Autonomous and semi-autonomous systems for safety-critical applications require rigorous testing before deployment. Due to the complexity of these systems, formal verification may be impossible and real-world testing may be dangerous during development. Therefore, simulation-based techniques have been developed that treat the system under test as a black box during testing. Safety validation tasks include finding disturbances to the system that cause it to fail (falsification), finding the most-likely failure, and estimating the probability that the system fails. Motivated by the prevalence of safety-critical artificial intelligence, this work provides a survey of state-of-the-art safety validation techniques with a focus on applied algorithms and their modifications for the safety validation problem. We present and discuss algorithms in the domains of optimization, path planning, reinforcement learning, and importance sampling. Problem decomposition techniques are presented to help scale algorithms to large state spaces, and a brief overview of safety-critical applications is given, including autonomous vehicles and aircraft collision avoidance systems. Finally, we present a survey of existing academic and commercially available safety validation tools.

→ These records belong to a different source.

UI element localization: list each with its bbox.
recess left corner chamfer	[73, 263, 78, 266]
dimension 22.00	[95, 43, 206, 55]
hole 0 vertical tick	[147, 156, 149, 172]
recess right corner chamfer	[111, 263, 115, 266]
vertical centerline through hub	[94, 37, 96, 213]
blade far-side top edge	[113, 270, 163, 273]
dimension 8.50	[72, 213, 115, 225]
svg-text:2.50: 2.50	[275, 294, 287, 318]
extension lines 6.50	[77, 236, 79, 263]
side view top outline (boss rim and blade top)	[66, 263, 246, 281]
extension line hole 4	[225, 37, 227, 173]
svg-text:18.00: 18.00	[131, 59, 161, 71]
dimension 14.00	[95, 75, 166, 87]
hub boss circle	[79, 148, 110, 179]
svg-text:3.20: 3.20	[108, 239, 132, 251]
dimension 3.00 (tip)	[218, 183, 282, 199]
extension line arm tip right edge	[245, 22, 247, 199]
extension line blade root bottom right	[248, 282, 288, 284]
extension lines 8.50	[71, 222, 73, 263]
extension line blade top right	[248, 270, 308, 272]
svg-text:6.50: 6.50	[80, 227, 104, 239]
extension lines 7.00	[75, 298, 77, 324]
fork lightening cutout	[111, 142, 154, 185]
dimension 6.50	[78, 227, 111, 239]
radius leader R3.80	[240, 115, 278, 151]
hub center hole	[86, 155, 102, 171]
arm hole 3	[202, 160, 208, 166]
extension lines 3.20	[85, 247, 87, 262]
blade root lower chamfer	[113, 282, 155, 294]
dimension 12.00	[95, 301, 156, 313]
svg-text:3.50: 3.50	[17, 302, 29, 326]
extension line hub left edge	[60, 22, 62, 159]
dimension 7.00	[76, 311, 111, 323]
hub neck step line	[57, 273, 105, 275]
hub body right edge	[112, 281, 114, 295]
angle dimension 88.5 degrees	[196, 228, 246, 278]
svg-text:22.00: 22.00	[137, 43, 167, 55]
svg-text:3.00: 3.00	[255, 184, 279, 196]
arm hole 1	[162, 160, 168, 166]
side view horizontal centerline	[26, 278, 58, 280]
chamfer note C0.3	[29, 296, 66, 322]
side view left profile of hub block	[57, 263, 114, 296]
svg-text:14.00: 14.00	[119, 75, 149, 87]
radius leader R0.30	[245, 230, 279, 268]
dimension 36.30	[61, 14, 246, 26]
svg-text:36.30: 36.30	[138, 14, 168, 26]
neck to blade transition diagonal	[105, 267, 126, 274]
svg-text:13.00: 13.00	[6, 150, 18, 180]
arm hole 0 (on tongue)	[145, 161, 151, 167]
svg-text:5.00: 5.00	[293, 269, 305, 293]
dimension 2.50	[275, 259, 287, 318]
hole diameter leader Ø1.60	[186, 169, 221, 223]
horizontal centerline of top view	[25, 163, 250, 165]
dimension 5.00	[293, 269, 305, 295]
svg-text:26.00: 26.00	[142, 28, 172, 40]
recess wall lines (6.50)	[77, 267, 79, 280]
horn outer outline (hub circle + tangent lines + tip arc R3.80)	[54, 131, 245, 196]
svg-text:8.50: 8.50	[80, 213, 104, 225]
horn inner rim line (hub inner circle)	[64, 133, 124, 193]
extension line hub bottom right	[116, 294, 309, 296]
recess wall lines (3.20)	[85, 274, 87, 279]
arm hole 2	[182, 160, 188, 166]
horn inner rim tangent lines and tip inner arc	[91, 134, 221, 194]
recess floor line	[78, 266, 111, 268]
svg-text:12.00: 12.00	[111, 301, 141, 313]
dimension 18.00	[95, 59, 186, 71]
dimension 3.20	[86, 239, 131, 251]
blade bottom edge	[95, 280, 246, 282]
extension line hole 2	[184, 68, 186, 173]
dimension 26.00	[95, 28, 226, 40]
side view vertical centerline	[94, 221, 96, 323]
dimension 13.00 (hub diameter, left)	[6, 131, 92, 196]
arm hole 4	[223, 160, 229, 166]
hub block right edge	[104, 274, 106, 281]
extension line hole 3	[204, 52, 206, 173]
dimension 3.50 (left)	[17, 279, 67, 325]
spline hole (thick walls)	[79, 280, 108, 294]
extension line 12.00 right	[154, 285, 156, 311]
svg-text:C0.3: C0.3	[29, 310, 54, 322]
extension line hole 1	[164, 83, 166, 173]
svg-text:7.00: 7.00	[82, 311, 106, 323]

Analyzing encircling situation is the most crucial part of autonomous adaptation. Since there are many unknown and constantly changing factors in the real environment, momentary adjustment to the consistently alternating circumstances is highly required for addressing autonomy. To respond properly to changing environment, an utterly self-ruling vehicle ought to have the capacity to realize/comprehend its particular position and the surrounding environment. However, these vehicles extremely rely on human involvement to resolve entangled missions that cannot be precisely characterized in advance, which restricts their applications and accuracy. Reducing dependence on human supervision can be achieved by improving level of autonomy. Over the previous decades, autonomy and mission planning have been extensively researched on different structures and diverse conditions; nevertheless, aiming at robust mission planning in extreme conditions, here we provide exhaustive study of UVs autonomy as well as its related properties in internal and external situation awareness. In the following discussion, different difficulties in the scope of AUVs and UAVs will be discussed.